The Bank of Canada has indicated its future rate decisions will be driven by economic data, but that it is “still prepared to be forceful” should the need arise.
Deputy Governor Sharon Kozicki made the comment during a speech on Thursday, in which she spoke about this week’s rate decision and the Bank’s shift towards becoming more “data-dependent.”
“We indicated that going forward, we will be considering whether to increase rates further. By that, we mean that we expect our decisions will be more data-dependent,” she said.
“If we are surprised on the upside, we are still prepared to be forceful,” she added. “But we recognize that we have raised interest rates rapidly and that their effects are working their way through the economy. In other words, we are moving from how much to raise interest rates to whether to raise interest rates.”
The inflation picture remains “mixed”
Kozicki also touched on how the bank’s monetary policy actions have so far impacted economic growth and inflation.
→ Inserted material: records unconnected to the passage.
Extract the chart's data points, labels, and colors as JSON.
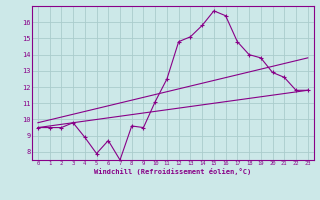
{
  "xlabel": "Windchill (Refroidissement éolien,°C)",
  "bg_color": "#cce8e8",
  "grid_color": "#aacccc",
  "line_color": "#880088",
  "xlim": [
    -0.5,
    23.5
  ],
  "ylim": [
    7.5,
    17.0
  ],
  "xticks": [
    0,
    1,
    2,
    3,
    4,
    5,
    6,
    7,
    8,
    9,
    10,
    11,
    12,
    13,
    14,
    15,
    16,
    17,
    18,
    19,
    20,
    21,
    22,
    23
  ],
  "yticks": [
    8,
    9,
    10,
    11,
    12,
    13,
    14,
    15,
    16
  ],
  "line1_x": [
    0,
    1,
    2,
    3,
    4,
    5,
    6,
    7,
    8,
    9,
    10,
    11,
    12,
    13,
    14,
    15,
    16,
    17,
    18,
    19,
    20,
    21,
    22,
    23
  ],
  "line1_y": [
    9.5,
    9.5,
    9.5,
    9.8,
    8.9,
    7.9,
    8.7,
    7.5,
    9.6,
    9.5,
    11.1,
    12.5,
    14.8,
    15.1,
    15.8,
    16.7,
    16.4,
    14.8,
    14.0,
    13.8,
    12.9,
    12.6,
    11.8,
    11.8
  ],
  "line2_x": [
    0,
    23
  ],
  "line2_y": [
    9.5,
    11.8
  ],
  "line3_x": [
    0,
    23
  ],
  "line3_y": [
    9.8,
    13.8
  ]
}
While she said there is growing evidence that the Bank’s rate hikes are restraining demand, on the other hand third-quarter GDP growth surprised to the upside and the economy continues to operate in excess demand.
On inflation, she said the Bank continues to see a “mixed picture.”
“On one hand, inflation remains too high, with many of the goods and services Canadians regularly buy showing large price increases,” she said. “On the other hand, three-month rates of change in core inflation have come down, an early indicator that price pressures may be losing momentum.”
Headline inflation has fallen from a peak of 8.1% to 6.9%, while year-over-year core inflation has now stopped rising.
Looking forward to the Bank’s next policy meeting on January 25, she noted the decision will be followed by a summary of deliberations that will be published on the Bank’s website about two weeks later.
This follows recommendations from an International Monetary Fund review of the BoC’s transparency practices, in which it called on the Bank to begin publishing such summaries.
“Being open is always important, but it is especially crucial in uncertain times—and as we work to bring inflation back to our 2% target,” she said.
Equitable Bank launches in Quebec
Equitable Bank announced on Thursday the launch of its EQ Bank digital banking platform in Quebec, making its services now available coast-to-coast.
“We’re thrilled for EQ Bank to be part of Quebec’s financial landscape,” said Mahima Poddar, Group Head of Personal Banking. “We are so excited to be helping Quebecers make more with their money.”
In the bank’s previous quarterly earnings calls, President and CEO Andrew Moor said the province has a large “digitally savvy” population, and predicted that “by this time next year, we think Quebec customers could represent 5% or more of EQ Bank deposits.”
As of Q2, EQ Bank saw its customer base grow 26% year-over-year with the addition of over 13,000 new customers in that quarter alone.
OSFI increases capital buffer for Canada’s big banks
Canada’s banking regulator has upped the amount of capital the country’s largest banks will be required to maintain in the event of “vulnerabilities.”
As part of its semi-annual review of the Domestic Stability Buffer (DSB), the Office of the Superintendent of Financial Institutions increased the DBS level to 3%, up from 2.5%.
It also increased the range limit for the DBS to 4%, up from 2.5%. The changes will take effect February 1, 2023.
The DBS was launched in 2018 and applies specifically to Canada’s largest banks, referred to as Domestic Systemically Important Banks, or D-SIBs.
The DBS encourages those banks to “build capital resilience to vulnerabilities, thereby reinforcing the stability of Canada’s financial system and contributing to public confidence in it,” OSFI said.
Canadians view lack of supply as a key barrier to housing affordability
Four in 10 Canadians (43%) believe housing supply is a leading contributor to the decline in housing affordability, according to a Leger survey commissioned by Habitat for Humanity.
The survey also found 40% of respondents are concerned about paying their mortgage or rent over the next 12 months, with higher percentages among Gen Zs (51%) and Millennials (52%).
Nearly three in 10 respondents (28%) said they cannot currently afford a down payment for the purchase of a home.